O carnaval valia uma festa de graça, de bom humor e de contagiante alegria. Em tempos mais remotos, quando a folia se iniciava, depois que proibiu a estúpida brincadeira do entrudo, ainda no século passado, o carnaval se fazia nos bailes dos clubes sociais e nas ruas - e nessa época mais antiga a máscara era a principal fantasia no reino do Momo. E a evolução para melhor se processou ano por ano. Apareceram os ranchos, os cordões, os blocos, cheios de entusiasmo, que percorreriam as ruas e prestigiavam as danças nos salões. Uma beleza, momentos de efusivas manifestações de pândega. Que dizer das saudosas batalhas de confete e lança perfume nas praças animadas de inesquecíveis sambas e marchas executadas pelas bandas militares? O automóvel e o caminhão fizeram o corso gostoso. Percorriam-se ruas previamente escolhidas e veículos, marcha vagarosa, lotados de moças e rapazes, se enfeitavam e de um para outro jogava-se colorida serpentina. Muita cantiga bonita e movimento de corpo. Pelas vias públicas desfilavam homens fantasiados. Muito bom humor em tudo. Raras as brigas se verificavam. Nos grandes centros registrava-se às vezes um crime de morte. Governos federais, estaduais e municipais nada gastavam nessa ruidosa brincadeira nacional.

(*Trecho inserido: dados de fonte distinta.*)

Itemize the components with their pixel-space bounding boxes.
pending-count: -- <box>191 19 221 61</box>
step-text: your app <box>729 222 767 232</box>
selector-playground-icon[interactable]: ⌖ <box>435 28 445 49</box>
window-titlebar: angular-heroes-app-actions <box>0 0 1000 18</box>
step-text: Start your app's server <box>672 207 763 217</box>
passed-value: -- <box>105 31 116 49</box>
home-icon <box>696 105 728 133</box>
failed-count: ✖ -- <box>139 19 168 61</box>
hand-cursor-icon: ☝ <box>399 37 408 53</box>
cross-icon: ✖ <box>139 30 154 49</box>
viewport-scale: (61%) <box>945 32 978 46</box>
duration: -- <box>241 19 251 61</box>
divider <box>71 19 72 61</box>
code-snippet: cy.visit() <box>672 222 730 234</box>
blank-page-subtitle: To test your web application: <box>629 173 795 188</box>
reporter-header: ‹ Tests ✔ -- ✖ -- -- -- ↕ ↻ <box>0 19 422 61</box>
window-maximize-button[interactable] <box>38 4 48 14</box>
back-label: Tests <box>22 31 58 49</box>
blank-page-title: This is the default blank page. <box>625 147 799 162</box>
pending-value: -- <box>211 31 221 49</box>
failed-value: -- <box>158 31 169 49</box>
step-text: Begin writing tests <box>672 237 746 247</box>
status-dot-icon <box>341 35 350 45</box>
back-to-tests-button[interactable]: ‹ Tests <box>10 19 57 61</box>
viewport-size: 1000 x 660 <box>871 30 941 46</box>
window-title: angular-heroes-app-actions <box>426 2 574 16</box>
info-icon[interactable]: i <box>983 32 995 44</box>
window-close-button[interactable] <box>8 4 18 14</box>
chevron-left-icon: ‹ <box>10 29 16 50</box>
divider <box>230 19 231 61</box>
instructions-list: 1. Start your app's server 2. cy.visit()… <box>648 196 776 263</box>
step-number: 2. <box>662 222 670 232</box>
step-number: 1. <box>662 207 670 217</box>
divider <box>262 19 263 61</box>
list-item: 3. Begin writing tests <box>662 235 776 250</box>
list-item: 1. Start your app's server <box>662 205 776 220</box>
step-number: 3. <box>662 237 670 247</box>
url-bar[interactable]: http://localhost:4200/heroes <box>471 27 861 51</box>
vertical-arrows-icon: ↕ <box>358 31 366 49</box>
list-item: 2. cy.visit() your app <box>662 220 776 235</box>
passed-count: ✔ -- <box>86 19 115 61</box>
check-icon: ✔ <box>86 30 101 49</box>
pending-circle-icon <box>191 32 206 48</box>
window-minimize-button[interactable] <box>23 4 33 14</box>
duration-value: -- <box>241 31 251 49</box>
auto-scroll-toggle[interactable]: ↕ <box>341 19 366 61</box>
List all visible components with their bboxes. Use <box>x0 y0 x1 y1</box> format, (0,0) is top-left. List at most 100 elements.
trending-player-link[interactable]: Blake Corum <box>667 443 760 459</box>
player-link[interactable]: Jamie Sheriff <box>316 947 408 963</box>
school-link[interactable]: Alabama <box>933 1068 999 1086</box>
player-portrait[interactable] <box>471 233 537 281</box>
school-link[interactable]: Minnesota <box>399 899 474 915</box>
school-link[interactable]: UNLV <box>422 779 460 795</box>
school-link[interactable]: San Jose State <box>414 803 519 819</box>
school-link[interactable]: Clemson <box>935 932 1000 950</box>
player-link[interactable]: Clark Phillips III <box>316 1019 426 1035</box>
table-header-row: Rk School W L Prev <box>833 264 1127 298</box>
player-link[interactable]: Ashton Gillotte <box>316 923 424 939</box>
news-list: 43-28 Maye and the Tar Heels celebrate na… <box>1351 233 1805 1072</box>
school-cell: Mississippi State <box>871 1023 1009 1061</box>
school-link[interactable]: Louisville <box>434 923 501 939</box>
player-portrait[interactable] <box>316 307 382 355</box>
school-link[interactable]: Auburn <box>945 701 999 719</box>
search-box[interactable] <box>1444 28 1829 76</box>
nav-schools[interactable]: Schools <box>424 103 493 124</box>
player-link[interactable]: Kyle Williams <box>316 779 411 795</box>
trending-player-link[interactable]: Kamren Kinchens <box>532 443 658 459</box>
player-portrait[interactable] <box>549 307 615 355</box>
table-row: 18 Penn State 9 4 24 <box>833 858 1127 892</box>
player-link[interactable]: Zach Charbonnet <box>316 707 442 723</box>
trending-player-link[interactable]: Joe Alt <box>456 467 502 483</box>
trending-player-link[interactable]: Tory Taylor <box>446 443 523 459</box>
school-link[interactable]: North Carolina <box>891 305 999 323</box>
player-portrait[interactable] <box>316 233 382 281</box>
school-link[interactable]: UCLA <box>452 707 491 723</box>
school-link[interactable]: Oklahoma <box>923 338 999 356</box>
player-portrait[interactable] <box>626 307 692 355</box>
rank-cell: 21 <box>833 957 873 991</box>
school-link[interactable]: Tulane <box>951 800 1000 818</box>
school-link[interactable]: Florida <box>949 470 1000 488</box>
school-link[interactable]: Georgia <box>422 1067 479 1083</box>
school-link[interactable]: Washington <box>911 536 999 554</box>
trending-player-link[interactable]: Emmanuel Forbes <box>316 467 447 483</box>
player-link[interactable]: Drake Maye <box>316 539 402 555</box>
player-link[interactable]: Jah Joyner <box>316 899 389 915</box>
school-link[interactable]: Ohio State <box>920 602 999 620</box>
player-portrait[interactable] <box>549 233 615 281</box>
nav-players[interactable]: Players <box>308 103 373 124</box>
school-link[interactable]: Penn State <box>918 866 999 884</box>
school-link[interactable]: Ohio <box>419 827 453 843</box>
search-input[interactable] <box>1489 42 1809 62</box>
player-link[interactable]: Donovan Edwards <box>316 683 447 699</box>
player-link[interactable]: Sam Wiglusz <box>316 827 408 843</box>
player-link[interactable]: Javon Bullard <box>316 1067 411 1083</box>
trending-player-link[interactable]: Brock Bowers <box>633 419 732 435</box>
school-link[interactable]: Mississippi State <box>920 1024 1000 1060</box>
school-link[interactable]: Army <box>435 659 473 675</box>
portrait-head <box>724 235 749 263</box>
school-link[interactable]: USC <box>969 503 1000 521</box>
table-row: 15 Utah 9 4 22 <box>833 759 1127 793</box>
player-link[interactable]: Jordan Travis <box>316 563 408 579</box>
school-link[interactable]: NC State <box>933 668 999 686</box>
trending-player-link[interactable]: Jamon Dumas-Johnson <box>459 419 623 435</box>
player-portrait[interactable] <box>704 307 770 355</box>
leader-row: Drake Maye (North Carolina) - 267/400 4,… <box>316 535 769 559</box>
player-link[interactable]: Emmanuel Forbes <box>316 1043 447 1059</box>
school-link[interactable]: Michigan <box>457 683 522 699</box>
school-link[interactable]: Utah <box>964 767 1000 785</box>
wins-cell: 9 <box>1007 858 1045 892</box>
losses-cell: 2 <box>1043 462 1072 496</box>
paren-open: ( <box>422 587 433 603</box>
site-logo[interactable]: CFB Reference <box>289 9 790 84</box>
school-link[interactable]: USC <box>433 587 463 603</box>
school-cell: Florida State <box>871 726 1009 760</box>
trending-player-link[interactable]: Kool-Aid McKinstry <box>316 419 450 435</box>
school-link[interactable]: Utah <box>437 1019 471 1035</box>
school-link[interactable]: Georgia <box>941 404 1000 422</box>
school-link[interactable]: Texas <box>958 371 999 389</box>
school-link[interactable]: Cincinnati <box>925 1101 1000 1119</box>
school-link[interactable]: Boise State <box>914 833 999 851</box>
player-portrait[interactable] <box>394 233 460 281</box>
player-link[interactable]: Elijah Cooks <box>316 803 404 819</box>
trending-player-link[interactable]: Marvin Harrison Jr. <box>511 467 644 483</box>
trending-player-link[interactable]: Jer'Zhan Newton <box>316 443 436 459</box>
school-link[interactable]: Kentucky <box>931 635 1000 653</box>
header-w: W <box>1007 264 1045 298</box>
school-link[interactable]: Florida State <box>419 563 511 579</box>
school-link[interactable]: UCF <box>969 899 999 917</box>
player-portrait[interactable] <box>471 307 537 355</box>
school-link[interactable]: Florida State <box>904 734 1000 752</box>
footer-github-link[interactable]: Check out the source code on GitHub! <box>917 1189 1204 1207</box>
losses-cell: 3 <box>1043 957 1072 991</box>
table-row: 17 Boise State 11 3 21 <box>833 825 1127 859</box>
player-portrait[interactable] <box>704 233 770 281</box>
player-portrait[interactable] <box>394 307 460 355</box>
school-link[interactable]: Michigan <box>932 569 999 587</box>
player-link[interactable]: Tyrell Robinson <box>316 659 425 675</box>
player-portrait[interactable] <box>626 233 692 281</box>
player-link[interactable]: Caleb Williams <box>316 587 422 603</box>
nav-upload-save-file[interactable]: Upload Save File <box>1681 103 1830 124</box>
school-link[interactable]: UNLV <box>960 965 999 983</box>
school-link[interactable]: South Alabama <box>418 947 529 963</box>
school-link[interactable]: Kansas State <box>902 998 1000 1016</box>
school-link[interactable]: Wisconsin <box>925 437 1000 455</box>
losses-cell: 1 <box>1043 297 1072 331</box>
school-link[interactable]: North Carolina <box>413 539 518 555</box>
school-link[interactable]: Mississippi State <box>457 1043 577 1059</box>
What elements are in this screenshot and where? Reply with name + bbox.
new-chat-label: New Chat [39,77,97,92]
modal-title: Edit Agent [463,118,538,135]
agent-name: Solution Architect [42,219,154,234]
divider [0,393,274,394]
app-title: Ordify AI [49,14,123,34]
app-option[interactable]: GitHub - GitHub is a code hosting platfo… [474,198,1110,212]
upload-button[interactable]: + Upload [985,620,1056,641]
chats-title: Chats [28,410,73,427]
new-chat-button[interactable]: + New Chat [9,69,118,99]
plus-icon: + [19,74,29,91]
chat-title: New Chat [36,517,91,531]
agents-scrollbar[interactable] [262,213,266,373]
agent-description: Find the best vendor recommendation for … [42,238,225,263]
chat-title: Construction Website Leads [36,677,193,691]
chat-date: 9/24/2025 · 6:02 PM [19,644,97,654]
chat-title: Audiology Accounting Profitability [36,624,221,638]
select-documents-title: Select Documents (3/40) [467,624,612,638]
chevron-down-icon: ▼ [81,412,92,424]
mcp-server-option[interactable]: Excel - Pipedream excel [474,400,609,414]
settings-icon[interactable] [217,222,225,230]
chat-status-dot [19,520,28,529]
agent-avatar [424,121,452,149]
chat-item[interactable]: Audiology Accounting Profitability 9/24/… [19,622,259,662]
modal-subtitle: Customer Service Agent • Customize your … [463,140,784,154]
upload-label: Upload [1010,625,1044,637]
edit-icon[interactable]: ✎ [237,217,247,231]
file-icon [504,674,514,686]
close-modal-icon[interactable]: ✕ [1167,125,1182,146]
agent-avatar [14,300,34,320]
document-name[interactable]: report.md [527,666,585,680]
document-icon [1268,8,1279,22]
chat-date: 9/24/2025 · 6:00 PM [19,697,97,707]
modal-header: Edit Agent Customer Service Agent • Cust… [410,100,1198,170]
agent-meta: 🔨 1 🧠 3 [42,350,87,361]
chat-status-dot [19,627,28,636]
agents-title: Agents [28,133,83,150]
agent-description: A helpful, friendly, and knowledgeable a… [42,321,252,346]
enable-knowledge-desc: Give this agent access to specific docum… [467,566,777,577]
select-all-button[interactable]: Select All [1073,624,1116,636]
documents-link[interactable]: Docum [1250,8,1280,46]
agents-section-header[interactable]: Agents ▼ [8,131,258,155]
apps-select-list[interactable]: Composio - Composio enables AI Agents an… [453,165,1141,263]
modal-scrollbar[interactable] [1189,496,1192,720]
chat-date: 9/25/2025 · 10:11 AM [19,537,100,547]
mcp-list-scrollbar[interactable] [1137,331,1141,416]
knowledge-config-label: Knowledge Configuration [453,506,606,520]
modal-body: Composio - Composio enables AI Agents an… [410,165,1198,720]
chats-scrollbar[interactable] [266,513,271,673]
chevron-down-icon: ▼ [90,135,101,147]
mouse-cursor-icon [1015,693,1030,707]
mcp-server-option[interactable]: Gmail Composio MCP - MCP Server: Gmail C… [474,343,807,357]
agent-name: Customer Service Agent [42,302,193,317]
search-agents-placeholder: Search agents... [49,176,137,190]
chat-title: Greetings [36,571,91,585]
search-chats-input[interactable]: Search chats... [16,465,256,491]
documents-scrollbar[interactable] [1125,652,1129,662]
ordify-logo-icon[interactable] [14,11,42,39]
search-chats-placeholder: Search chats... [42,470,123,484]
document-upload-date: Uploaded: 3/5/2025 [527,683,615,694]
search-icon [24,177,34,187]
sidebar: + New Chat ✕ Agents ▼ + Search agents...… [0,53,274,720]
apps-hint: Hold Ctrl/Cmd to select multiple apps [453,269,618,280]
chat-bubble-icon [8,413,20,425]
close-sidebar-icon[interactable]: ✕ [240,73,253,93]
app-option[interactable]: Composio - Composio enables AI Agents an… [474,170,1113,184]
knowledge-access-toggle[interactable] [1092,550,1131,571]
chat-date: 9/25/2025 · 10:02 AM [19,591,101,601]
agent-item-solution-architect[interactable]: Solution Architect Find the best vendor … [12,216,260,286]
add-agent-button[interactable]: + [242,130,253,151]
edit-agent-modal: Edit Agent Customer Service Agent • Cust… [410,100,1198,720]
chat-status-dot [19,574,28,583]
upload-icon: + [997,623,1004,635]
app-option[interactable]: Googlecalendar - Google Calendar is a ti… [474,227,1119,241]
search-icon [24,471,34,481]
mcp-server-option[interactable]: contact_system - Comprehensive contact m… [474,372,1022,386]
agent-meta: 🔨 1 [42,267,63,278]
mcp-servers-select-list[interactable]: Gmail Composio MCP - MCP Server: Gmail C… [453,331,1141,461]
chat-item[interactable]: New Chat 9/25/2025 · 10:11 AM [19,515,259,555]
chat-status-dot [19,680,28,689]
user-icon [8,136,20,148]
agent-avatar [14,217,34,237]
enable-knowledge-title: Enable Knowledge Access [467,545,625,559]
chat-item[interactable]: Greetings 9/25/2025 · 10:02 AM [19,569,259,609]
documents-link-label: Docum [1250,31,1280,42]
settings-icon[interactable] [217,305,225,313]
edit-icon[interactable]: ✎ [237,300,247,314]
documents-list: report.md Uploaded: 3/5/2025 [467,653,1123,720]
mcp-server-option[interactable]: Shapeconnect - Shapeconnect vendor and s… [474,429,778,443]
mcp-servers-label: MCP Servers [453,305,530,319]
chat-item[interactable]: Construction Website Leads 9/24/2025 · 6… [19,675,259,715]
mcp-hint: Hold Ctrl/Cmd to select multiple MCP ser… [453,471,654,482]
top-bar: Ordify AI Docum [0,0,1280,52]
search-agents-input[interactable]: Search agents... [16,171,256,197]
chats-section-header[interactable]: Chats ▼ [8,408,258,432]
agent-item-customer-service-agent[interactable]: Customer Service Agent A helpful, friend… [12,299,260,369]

A festa de Momo transformou-se numa desasseada manifestação de complexos, explosão de baixos sentimentos recalcados. O que parece alegria, representa fúria, violência. Uma válvula de escape para os protestos de angústia e para que os doentes espirituais fujam da sua realidade.

O carnaval tornou-se monótono. Vive dos órgãos oficiais que ajudam a indústria da festa. Os clubes conseguem não pagar impostos. Ao cabo de contas, as escolas de samba. Todos os anos a mesma cousa. Remelexo, bumbuns de fora, o boi da cara preta também, seios amostrados. Homossexuais, hetero, giletes e outros tipos da selva pornográfica desfilam à custa de verbas do erário, para que os que moram em casebres de taipe, em favelas, ou debaixo das pontes, em quartos de papelão, felizes, pensem que participam da festa do povo.